Utah Encourages Hunting of Invasive Bullfrogs (No License Needed)
Luke Cuenco 07.03.20
The state of Utah has declared open season on an invasive species of bullfrog and is actively encouraging people to hunt them to combat the growing population. The Utah Division of Wildlife Resources (DWR) has even gone as far as to allow the hunting of these gigantic bullfrogs without a hunting license.
In a tweet on June 24th, 2020 the DWR officially stated that people could catch as many as they wanted and provided a link to a blog post with tips on catching and cooking them.

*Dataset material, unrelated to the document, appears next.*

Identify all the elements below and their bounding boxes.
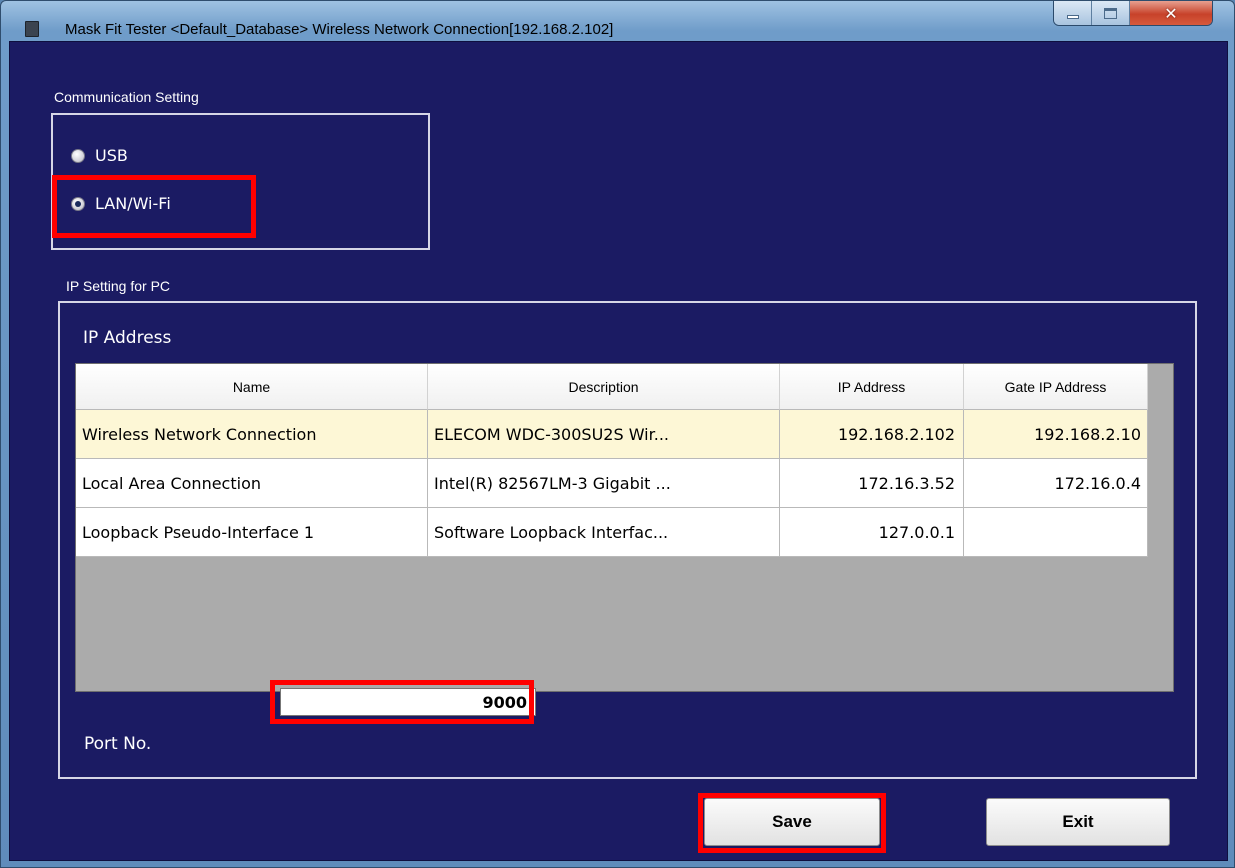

These bullfrogs are purported to be as large as 8 inches and weigh up to 1.5 pounds. The bullfrogs are normally native to eastern parts of the United States, most notably in the marshes of the Great Salt Lake. According to the DWR, it is unclear when the bullfrogs first arrived in Utah, but they do note there have been breeding populations of the frogs since the early 1970s.
Typically you would use fishing gear to hunt for the frogs (often called frog gigging), but some hunters will opt to use archery equipment while bowfishing to snag some bullfrogs (bowfrogging). Ja Eggett, the supervisor of the Lee Kay Public Shooting Range Facilities and Grounds explains in detail how to find, catch, and cook them in his blog post on the DWR website:
“Most of the ponds and marshes along the Wasatch Front contain bullfrogs. A quick evening trip and some listening will reveal if you’ve found a spot where bullfrogs are present. They breed from late spring through early summer, during which time you’ll hear males call together in a chorus. Bullfrogs are typically green or gray-brown with brown spots and have easily identifiable circular eardrums — or tympanum — on either side of their heads. Based on how much they have spread, I think you could find them in many locations throughout the state.”
Ja goes on in his article to warn potential hunters that it is illegal to transport the frogs while they are still alive. Dues to the invasive nature of the bullfrogs, transporting live ones increases the risk they will spread even further. There is no limit and no season for bullfrog in Utah and a license is not required to catch them, but Ja recommends that you have a fishing license with you if you inadvertently catch a fish to avoid any legal trouble.